Déjalo cometer errores
Todos nos equivocamos, sin embargo, hay que entender que los errores también son valiosos para desarrollar la confianza en uno mismo. Por ejemplo, si tu hijo se tropieza por traer desabrochadas las cintas de los zapatos, pregúntale qué puede hacer la próxima vez para evitarlo. De esta manera le estarás permitiendo aprender del error y entenderá que es normal equivocarse de vez en cuando. También es importante que cuando tú mismo cometas un error lo admitas sin demostrar frustración. Esto le permitirá a tu hijo aprender una poderosa lección.




Celebra lo positivo
A todos nos gusta recibir palabras de aliento. Es importante que cada día reconozcas lo bueno que haga tu hijo y se lo hagas saber, no solo a él, sino que lo reconozcas frente a los demás, así no solo se sentirá bien por tus palabras, sino por los comentarios positivos de los demás. También es importante que seas específico. En vez de decir “Lo hiciste muy bien”, di cosas como: “Eres muy bueno armando rompecabezas” o “Gracias por ser tan paciente”.

Escucha con atención
Si tu hijo tiene algo que decirte, detén lo que estés haciendo para escucharlo. Para él es fundamental saber que sus ideas, deseos y puntos de vista son importantes. Ayúdalo a sentirse cómodo con sus emociones. Dile cosas como: “Entiendo que estés triste porque debes despedirte de tus tíos y está bien”. Ayudarlo a reconocer y aceptar sus emociones sin sentir que está siendo juzgado, le servirá para reafirmar sus sentimientos. También es conveniente que compartas con él tus sentimientos para que exprese los suyos con más confianza.

No compares
Comentarios como “¿Por qué no eres como tu hermano?” solo servirán para recordarle sus defectos y hacer que sienta vergüenza, envidia o presión por competir. Incluso comparaciones positivas, como “Eres el mejor jugador” pueden ser dañinas porque puede resultarle difícil alcanzar el nivel que le estás exigiendo.
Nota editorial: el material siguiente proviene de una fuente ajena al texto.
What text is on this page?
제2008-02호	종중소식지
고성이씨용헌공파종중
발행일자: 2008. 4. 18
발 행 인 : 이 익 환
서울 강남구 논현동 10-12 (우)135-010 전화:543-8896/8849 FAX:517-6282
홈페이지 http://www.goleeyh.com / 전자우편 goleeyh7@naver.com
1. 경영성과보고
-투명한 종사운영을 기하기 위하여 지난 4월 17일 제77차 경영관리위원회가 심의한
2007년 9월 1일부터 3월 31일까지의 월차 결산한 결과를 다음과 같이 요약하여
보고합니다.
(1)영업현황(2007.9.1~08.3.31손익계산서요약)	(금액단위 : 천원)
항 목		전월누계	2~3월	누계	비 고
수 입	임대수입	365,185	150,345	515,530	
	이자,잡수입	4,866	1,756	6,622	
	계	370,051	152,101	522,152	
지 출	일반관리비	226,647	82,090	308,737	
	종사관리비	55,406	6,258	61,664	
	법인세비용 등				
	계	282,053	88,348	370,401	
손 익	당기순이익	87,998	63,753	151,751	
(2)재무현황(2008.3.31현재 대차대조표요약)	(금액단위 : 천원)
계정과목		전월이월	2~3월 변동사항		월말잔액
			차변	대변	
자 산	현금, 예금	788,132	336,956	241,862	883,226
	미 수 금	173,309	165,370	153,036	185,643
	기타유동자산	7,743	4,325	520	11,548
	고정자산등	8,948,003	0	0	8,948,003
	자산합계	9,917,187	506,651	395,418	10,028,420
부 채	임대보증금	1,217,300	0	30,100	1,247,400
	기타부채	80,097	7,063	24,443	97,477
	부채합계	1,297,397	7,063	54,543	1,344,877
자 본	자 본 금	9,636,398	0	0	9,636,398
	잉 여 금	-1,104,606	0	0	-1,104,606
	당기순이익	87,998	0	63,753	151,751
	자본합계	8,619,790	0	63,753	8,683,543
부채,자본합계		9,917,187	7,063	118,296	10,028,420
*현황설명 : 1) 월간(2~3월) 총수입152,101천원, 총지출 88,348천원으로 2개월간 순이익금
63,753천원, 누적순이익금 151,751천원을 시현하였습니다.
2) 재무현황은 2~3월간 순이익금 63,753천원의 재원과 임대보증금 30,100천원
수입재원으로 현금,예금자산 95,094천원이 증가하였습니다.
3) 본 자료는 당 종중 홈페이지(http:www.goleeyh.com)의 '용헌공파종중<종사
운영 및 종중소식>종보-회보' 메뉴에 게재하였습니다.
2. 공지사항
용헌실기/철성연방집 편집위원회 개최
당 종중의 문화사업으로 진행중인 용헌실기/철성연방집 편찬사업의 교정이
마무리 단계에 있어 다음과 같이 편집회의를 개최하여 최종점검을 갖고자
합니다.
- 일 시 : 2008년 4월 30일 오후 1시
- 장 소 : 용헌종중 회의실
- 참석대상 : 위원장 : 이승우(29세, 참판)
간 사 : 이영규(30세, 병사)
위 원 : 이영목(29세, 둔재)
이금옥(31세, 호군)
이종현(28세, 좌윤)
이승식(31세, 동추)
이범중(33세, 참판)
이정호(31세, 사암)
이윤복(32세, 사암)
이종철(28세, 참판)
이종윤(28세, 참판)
Diciéndole que lo aprecias como es será más probable que se valore a sí mismo.

Ofrécele empatía
Si tu hijo se siente inferior a sus hermanos o a sus amigos por no poder hacer algo tan bien como ellos, demuéstrale empatía y señálale alguno de sus puntos fuertes. Por ejemplo: “Tienes razón, Sofía pinta muy bien, pero tú eres muy bueno para armar rompecabezas”. Así aprenderá que todos tenemos fortalezas y debilidades, y que no es necesario ser perfecto para sentirse bien consigo mismo.

Dale aliento
Todos necesitamos apoyo de nuestros seres queridos. Para tu hijo es importante saber que crees en él y que lo animes a seguir adelante. Dar aliento no solo significa premiar los logros, sino reconocer cada mejoría. Si a tu hijo se le dificulta leer, por ejemplo, puedes decirle cosas como: “Le estás echando ganas y cada día lo haces mejor”.